The nuclear utilities, however, continue generating their toxins and lobbying the federal government to move the trash into somebody else's backyard. The industry is targeting Nevada, a sparsely populated state with only four representatives in Congress -- and no nuclear power plants -- for an ''interim storage facility.'' In blatant disregard for the state's right to protect the health and safety of its citizens, the nuclear lobbyists seek to override opposition from Nevadans and ram a dump down their throats.

But Nevada is far from the only state that would be affected by this plan. Forty-five states lie on transportation routes that nuclear waste would take if it were moved from reactors (the great majority of which are east of the Mississippi) to a Nevada dump.

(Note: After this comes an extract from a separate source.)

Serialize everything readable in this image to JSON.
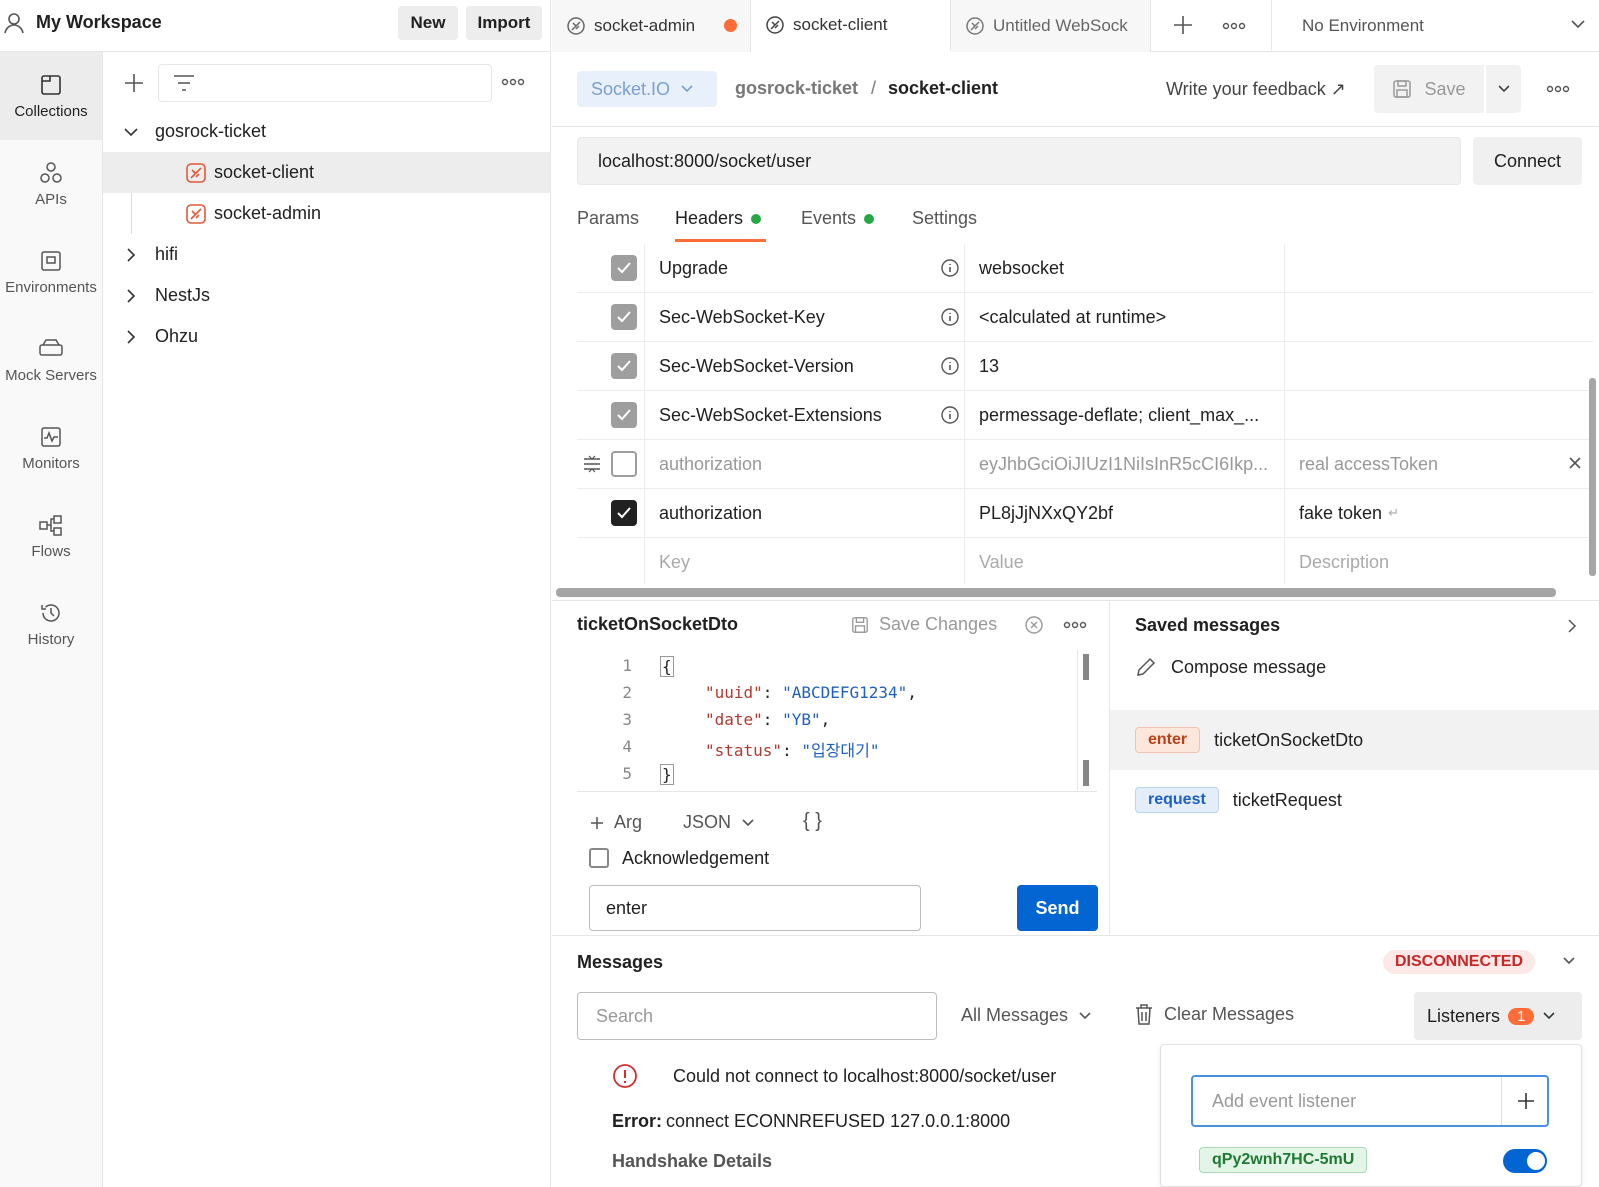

Shipping large quantities of irradiated fuel from points across the country to a centralized facility raises serious concerns. Not only do transportation accidents pose the risk of radioactive contamination, injury, and death, but even accident-free transport of highly radioactive materials risks exposing people along transport routes to radiation.

WHAT should be done with radioactive wastes? They should stay where they are for now, remaining the responsibility of the corporations that created them. Meanwhile, the US needs to ''reinvent'' its deeply flawed waste-management program and seek an alternative that is justified by sound science, not politics. The nuclear utilities argue that the federal government owes them a bailout, since they have been paying ratepayer dollars into the Department of Energy's Nuclear Waste Fund. However, the fund was established to pay for a permanent solution to the waste mess, not for interim storage. All of the fund's money, and more, will be needed for a permanent repository, when one is established.

Current policy in Congress calls for investigating the suitability of a site at Yucca Mountain, Nev., as a permanent underground repository. Unfortunately, politics, not science, has driven the site selection and characterization processes. Concerned that the site cannot meet environmental standards for high-level waste, the nuclear industry and its allies in Congress have endeavored to change the standards to fit the site.

Congress should reject the plea of nuclear utilities for corporate-welfare legislation and seek a long-term solution to the radioactive waste problem -- not a political quick fix.